В двух веках. Жизненный отчет российского государственного и политического деятеля, члена Второй Государственной думы (Гессен) - страница 186

Был у нас еще один острослов К. Аверченко. Его сочинения до сих пор пользуются большой популярностью. Аверченко среди всех был наиболее добродушный, но и наиболее разухабистый, он сражался, на потеху публики, не рапирой, а дубинкой и плеткой, ранить они не ранили, но заставляли выть от боли. Наиболее остроумные его фельетоны бывали не в ладах с цензурными требованиями, но, читая про себя, я задыхался от смеха.

В общем, сотрудники крепко были привязаны к «Речи», хотя она и не могла оплачивать так щедро, как некоторые другие газеты. Это объясняется ее высоким моральным авторитетом, какого не имела ни одна петербургская газета. Здесь поэтому голос каждого звучал громче и влиятельней, атмосфера в редакции была здоровая и прозрачная, все искренне верили в правоту своего дела, и, как мне кажется, весь технический персонал, а по-моему, и курьеры (их называли у нас почему-то «сторожами») понимали это и относились с большим уважением. Дежурившие попеременно при мне два курьера Дмитрий и Иван – очаровательные, скромные, толковые парни – были преданы, пожалуй, больше, чем некоторые сотрудники, и гордились своей службой.

Изгоевское сравнение «Права» и «Речи» с фрегатом и дредноутом кажется мне удачным в том смысле, что на фрегате – все вместе, друг у друга на виду, каждый может заменить другого и все непрестанно чувствуют, что делают общее дело. На дредноуте, разделенном на самостоятельные отсеки, можно совершить плавание, не встретившись с работником в другом отсеке и ничего общего с ним не имея. Так, в «Праве» были цивилисты, криминалисты, государственники, международники, но все находились между собой в непосредственном соприкосновении и связаны одной нитью, проходившей через все статьи. А что же было общего в «Речи» между публицистикой и спортом, балетным отделом и биржевым, литературной критикой и иностранной политикой и т. д.? Может быть, лучше сравнить газетную редакцию с оркестром: каждый оркестрант поглощен своим инструментом, старается как можно лучше сыграть свою партию.

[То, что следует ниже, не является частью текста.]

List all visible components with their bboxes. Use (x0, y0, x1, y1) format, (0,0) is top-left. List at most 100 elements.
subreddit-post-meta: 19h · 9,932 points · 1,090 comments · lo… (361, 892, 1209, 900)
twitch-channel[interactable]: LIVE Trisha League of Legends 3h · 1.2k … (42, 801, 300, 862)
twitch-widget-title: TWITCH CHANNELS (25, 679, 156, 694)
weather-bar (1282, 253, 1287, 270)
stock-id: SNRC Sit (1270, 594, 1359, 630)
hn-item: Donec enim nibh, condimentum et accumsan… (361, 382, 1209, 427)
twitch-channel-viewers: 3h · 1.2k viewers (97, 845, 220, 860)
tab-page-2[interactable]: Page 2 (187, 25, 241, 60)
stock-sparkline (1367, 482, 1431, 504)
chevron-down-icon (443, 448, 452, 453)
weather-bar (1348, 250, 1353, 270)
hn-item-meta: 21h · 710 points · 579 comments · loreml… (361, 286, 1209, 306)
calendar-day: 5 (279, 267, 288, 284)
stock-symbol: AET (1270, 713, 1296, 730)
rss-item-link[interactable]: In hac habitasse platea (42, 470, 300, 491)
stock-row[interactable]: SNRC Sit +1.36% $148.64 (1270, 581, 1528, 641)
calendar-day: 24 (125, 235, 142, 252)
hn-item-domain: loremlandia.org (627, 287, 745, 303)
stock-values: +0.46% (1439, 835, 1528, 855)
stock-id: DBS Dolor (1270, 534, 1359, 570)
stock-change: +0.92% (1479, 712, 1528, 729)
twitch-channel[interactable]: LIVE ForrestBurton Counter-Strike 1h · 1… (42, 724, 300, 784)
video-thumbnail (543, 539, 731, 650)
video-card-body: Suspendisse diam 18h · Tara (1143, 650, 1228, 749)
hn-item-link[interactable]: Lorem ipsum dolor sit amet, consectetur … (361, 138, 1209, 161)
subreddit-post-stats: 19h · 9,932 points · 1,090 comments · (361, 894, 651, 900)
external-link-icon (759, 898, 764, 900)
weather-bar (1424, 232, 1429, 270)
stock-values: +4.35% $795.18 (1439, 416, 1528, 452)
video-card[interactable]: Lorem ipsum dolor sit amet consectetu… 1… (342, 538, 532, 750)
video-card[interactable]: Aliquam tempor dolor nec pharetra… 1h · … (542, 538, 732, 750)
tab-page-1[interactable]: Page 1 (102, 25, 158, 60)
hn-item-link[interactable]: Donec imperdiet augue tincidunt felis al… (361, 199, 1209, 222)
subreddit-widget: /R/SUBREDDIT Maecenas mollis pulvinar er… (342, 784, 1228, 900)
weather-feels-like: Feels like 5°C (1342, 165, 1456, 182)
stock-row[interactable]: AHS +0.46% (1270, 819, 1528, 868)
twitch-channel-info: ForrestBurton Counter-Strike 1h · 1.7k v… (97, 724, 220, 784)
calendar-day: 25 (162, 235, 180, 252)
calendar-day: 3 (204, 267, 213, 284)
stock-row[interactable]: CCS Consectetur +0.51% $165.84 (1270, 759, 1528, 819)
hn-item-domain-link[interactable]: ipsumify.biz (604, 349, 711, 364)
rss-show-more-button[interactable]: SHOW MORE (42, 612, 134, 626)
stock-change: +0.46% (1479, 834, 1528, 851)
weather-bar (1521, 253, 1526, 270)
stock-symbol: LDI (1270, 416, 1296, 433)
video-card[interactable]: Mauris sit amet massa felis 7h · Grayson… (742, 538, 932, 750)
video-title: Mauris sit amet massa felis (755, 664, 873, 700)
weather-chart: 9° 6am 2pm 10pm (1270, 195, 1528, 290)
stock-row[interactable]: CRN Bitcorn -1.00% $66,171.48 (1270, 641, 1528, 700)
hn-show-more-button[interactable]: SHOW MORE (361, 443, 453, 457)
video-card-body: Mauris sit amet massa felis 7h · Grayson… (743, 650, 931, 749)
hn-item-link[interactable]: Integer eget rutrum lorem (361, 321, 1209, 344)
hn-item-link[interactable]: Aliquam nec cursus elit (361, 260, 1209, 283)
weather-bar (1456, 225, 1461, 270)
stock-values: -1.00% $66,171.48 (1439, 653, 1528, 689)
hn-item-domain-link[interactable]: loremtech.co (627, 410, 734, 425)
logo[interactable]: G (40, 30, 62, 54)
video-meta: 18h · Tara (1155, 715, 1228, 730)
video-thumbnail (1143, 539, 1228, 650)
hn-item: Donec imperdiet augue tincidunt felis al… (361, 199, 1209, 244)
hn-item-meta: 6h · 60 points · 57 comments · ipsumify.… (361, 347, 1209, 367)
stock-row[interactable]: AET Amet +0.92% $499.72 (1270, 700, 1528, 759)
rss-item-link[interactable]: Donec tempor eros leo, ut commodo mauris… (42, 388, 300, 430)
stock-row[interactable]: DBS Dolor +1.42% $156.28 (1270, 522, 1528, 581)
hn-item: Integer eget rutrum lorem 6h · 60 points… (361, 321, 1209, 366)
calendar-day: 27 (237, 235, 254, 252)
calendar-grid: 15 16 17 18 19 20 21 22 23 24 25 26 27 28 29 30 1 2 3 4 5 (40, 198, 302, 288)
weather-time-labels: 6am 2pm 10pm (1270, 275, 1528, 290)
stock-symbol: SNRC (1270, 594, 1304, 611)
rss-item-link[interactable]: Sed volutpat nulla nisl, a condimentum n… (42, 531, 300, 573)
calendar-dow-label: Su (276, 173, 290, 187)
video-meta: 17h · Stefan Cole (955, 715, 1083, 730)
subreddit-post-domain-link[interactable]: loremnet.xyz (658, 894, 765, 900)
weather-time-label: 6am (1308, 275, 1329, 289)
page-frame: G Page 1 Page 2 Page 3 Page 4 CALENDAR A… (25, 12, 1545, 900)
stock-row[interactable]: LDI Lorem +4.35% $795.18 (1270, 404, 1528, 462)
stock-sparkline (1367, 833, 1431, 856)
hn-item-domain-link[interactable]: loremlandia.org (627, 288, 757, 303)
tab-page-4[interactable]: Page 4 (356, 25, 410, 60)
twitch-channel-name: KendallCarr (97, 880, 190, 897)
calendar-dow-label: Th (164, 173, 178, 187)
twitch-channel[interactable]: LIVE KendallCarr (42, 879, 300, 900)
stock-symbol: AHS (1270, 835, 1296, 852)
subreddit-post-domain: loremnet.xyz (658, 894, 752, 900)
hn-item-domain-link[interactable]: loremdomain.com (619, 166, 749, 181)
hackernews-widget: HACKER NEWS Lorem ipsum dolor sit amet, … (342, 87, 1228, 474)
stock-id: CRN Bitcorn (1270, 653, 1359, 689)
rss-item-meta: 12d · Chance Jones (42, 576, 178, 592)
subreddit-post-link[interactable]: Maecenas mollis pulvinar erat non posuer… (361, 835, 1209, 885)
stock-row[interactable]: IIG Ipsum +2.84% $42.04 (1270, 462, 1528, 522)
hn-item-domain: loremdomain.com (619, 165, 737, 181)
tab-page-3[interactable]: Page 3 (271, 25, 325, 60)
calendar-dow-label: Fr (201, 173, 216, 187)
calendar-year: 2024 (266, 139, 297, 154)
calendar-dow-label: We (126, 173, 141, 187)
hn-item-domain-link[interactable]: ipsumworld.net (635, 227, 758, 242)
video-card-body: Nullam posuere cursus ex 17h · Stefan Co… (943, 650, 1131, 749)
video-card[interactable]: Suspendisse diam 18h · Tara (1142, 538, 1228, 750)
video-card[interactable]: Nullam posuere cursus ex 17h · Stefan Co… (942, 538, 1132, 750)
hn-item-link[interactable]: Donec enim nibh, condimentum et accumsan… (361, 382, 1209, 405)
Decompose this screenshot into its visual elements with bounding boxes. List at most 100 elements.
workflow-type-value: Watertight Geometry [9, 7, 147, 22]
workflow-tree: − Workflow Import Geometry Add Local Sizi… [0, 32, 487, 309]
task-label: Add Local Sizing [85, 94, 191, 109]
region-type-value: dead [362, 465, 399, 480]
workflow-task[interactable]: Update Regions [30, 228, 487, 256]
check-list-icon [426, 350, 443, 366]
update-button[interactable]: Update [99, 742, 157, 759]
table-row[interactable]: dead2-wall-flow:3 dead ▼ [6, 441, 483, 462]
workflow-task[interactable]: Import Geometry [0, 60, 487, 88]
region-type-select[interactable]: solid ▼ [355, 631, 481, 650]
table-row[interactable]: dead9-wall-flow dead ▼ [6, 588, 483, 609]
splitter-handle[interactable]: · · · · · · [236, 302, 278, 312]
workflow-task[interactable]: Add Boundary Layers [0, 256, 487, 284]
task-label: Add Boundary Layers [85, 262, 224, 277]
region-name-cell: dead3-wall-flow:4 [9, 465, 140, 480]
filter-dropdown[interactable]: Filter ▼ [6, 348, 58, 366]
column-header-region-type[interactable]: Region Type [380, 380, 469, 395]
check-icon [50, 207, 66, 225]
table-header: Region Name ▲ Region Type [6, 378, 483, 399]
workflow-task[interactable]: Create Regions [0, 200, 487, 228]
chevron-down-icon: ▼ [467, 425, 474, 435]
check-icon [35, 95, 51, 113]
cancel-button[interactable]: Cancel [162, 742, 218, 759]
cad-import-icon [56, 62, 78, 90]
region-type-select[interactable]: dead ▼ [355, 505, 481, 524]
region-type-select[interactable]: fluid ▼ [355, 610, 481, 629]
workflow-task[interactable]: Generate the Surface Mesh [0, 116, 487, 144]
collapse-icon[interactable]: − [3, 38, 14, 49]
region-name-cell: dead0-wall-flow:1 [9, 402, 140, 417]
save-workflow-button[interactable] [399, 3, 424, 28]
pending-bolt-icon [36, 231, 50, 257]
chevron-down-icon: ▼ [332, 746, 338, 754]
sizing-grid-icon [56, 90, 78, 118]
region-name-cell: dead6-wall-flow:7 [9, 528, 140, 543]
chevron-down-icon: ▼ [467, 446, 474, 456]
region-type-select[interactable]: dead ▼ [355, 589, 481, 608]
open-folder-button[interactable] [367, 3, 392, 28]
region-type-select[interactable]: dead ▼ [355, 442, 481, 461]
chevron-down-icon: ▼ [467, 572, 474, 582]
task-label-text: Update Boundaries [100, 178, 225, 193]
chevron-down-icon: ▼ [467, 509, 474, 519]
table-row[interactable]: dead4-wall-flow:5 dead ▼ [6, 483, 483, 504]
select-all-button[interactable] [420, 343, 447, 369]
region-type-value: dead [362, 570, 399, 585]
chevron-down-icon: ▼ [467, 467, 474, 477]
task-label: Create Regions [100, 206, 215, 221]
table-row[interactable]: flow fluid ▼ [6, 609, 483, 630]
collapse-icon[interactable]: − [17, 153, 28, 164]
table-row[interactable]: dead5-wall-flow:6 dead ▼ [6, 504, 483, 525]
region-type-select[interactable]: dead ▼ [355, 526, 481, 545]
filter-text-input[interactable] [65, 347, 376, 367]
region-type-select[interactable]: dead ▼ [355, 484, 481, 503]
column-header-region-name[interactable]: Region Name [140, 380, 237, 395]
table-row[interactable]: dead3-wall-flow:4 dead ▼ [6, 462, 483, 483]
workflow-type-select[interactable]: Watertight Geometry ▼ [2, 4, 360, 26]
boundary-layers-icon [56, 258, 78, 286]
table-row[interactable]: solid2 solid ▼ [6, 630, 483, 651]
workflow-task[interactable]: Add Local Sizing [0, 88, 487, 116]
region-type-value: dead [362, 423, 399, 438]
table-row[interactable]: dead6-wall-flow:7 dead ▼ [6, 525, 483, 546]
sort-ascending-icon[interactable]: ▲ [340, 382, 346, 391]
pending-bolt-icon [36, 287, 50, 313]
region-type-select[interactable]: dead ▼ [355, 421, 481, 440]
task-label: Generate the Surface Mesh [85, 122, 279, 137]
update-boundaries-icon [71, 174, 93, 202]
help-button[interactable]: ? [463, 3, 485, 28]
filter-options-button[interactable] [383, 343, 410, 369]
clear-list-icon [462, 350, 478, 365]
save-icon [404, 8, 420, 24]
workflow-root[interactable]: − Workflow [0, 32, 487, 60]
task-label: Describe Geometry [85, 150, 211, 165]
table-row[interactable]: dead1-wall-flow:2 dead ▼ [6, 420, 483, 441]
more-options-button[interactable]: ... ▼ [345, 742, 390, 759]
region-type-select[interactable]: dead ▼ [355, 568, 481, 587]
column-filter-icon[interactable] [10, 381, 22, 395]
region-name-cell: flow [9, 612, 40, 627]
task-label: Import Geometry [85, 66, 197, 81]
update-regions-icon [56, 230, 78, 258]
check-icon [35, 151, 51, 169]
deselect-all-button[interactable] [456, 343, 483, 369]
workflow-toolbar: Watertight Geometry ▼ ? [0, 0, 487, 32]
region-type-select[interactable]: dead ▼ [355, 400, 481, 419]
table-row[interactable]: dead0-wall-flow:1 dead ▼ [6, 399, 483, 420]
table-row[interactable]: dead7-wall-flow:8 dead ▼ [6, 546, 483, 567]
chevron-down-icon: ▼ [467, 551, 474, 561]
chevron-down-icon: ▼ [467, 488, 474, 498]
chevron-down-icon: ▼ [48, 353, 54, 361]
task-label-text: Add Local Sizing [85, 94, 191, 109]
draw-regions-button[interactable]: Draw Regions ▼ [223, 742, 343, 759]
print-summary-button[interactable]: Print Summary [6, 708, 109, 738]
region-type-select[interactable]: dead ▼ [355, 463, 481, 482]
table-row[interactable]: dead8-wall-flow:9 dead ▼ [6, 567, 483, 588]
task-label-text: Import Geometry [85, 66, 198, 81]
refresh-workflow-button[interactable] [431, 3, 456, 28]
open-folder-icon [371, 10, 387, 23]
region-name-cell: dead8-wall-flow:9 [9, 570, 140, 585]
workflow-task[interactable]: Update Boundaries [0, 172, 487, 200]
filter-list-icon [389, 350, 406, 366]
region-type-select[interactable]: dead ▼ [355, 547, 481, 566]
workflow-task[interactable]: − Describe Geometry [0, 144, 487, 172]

Я разрешал себе менторский тон, потому что годами был обременен больше всех, старше меня был один Милюков, но он был в редакции не свой человек, а почетный гость. Сам Милюков не давал повода для отчужденности: истинный демократ, он держался в редакции с товарищеской простотой, даже выделялся умением быть со всеми на равной ноге, и еще была у него редкая особенность среди русской интеллигенции, подчеркивавшей свое благожелательное отношение к угнетенному еврейству. А у Милюкова именно и не было вовсе ощущения национальных различий. К Милюкову все относились с большим уважением, почтительно прислушивались к его суждениям, но видели в нем политика, а не своего брата газетчика.